Editor’s Note: A recent satirical letter in The Chronicle Review provoked a lot of controversy online. Here is one of two perspectives on the letter and the reactions it elicited. You can read the other piece here.
If we cannot find it in our hearts to respect our students, then it’s time for us to step out of the classroom.
That perennial reminder is prompted by a satirical piece published recently in The Chronicle Review about a fictitious student who lied about the death of a family member. As soon as it came online, academic twitter was, well, atwitter with well-directed protests. In writing about academic life, the “student shaming” genre that pits professors and students against one another as adversaries is not new — there was a similar article published in 1999 in the humor magazine, Annals of Improbable Research. Nevertheless, this latest essay struck a nerve. For many of us, it painted a false picture of how faculty members regard the challenges our students face.
Foremost, I’d like to directly address students who have seen this piece of satire: This is not us. Well, it’s not most of us. (Few of us actually treat students with this level of disregard while in the classroom, as the author has explained, just in case we didn’t understand the nature of satire.)
An overwhelming majority of college and university professors work with our students as individual adults, all of whom have their own experiences and challenges, and we won’t judge you based on our interactions with other students. When you feel that a professor disrespects you, please know that you deserve better, and that if you are wronged by a professor, there are offices at your institution that are there to support you, including the dean of students. There is a major differential in power between professors and students, and we are genuinely concerned about our peers who abuse that power. Cranks and unjustified rants are often given a bigger platform than they merit, and that was the case here.
Did you see the satiric Review essay as symptom of the ills of higher education? Me too. Far too often, faculty and students play the academic experience as a game, treating others as game pieces rather than fellow humans. We’ve all had experiences that emphasize how gamesmanship can be used — by students and faculty alike — to advance within higher education. By assuming our students will be dishonest, we feed the most insidious features of that game.
Of course some students do go through college gaming the system. When faculty respond in kind, instead of with empathy, we become that which we lament.
Some academics defended the satirical essay and its critique of student deception, and claimed that earnest folk like myself just can’t recognize satire when we see it. Of course it’s satire. We know an insulting joke when we see it. We can also see that it comes at the cost of students, even if they remain unnamed. It’s “punching down,” which isn’t funny, it’s just mean.
Empathy is the only valid response when a student tells you about a death in the family. Even if it’s intended as a joke. If you are concerned that some students are “getting away with” lying, is that more important than the concerns of students who have actually experienced a death in the family during finals week or some other critical moment of their studies?
I realize that there are those among us who often deal with students who may be lying. I hope that fellow faculty members are aware that it is possible to build a course that treats all students fairly and doesn’t put the dishonest at an advantage over the honest. I have two thoughts I’d like to share on this front:
- First, a nontrivial fraction of your students are probably facing legitimate adverse circumstances (e.g., sexual assault, some medical conditions) and would benefit from some leeway in your course, but they are not likely to come forward. You can develop your syllabus so that everybody has a bye or two during the semester. That puts you in a position so that you don’t have to differentiate who is lying and who isn’t, and puts your students in a position where they don’t feel as if they need to bare their souls just to get through the semester. This approach is fair, humane, and doesn’t require faculty effort to adjudicate the severity or sincerity of student excuses.

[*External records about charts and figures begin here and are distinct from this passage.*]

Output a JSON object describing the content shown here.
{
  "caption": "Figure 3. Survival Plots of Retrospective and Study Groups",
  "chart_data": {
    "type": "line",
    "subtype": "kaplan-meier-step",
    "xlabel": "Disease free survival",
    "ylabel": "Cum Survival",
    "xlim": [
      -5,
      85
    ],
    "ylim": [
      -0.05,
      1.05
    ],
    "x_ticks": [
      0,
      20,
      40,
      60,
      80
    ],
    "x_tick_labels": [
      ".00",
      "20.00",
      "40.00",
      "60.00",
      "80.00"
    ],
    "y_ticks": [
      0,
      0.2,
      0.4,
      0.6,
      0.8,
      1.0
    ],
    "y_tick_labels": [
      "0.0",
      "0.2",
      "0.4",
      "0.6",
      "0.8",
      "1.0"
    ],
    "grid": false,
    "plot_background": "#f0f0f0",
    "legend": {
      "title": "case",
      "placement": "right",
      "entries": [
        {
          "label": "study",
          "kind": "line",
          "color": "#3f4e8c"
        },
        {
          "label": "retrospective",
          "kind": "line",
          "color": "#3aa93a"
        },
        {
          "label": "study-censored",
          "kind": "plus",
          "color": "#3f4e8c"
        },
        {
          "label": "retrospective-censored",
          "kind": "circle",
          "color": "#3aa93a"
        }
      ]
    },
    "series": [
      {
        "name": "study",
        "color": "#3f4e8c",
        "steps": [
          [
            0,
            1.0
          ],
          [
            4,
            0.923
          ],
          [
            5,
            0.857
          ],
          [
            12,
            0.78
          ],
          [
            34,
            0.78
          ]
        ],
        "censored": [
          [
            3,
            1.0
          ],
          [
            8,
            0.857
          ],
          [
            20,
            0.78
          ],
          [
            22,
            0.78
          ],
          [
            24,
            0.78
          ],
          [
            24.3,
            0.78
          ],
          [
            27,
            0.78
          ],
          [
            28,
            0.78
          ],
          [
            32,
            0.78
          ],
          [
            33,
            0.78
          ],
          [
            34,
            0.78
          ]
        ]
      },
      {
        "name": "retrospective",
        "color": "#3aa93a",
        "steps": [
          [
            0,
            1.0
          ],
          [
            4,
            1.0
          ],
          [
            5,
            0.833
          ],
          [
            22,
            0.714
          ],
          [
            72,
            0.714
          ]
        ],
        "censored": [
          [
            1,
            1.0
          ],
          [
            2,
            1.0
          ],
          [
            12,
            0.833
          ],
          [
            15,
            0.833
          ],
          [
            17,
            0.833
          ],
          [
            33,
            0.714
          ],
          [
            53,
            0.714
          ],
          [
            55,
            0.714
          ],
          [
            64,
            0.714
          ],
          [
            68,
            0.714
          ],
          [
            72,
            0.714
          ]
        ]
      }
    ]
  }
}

- Second, undergraduates are aware that some professors make fun of students who have personal difficulties that interfere with their coursework — including, yes, family members who have died. This form of humor creates a chilling effect so that students who are experiencing legitimate adverse circumstances are less likely to volunteer that information, and will suffer low grades rather than face the scrutiny and humiliation from their professors.
Finally, I’d also like to address the broader audience of The Chronicle. It’s expected that a publication about the academic sphere would feature controversial opinions. I’d argue that it’s the duty of The Chronicle to voice ideas with which we might disagree. Is that what this satire was? A legitimate position that some of us disagree with? Or was it just a mean-spirited dig? Does its publication help perpetuate a culture that inhibits the growth of academia as an environment where mutual respect can grow?
A post on the site Tenure, She Wrote explains why students should be prioritized over satire: “Students see us. They see how we talk about them. They see how we treat them. They hear us when we say we do not believe them. And when you publish those diminishing thoughts in The Chronicle, even as a ‘joke,’ they see the authority of the academy behind you.”
We, as an academic community, need to figure out whether we want the leading periodical covering higher education to amplify the voices of those who place more obstacles in front of students by making jokes at their expense. I thank the editors for the graciousness of allowing this conversation to occur in their own pages.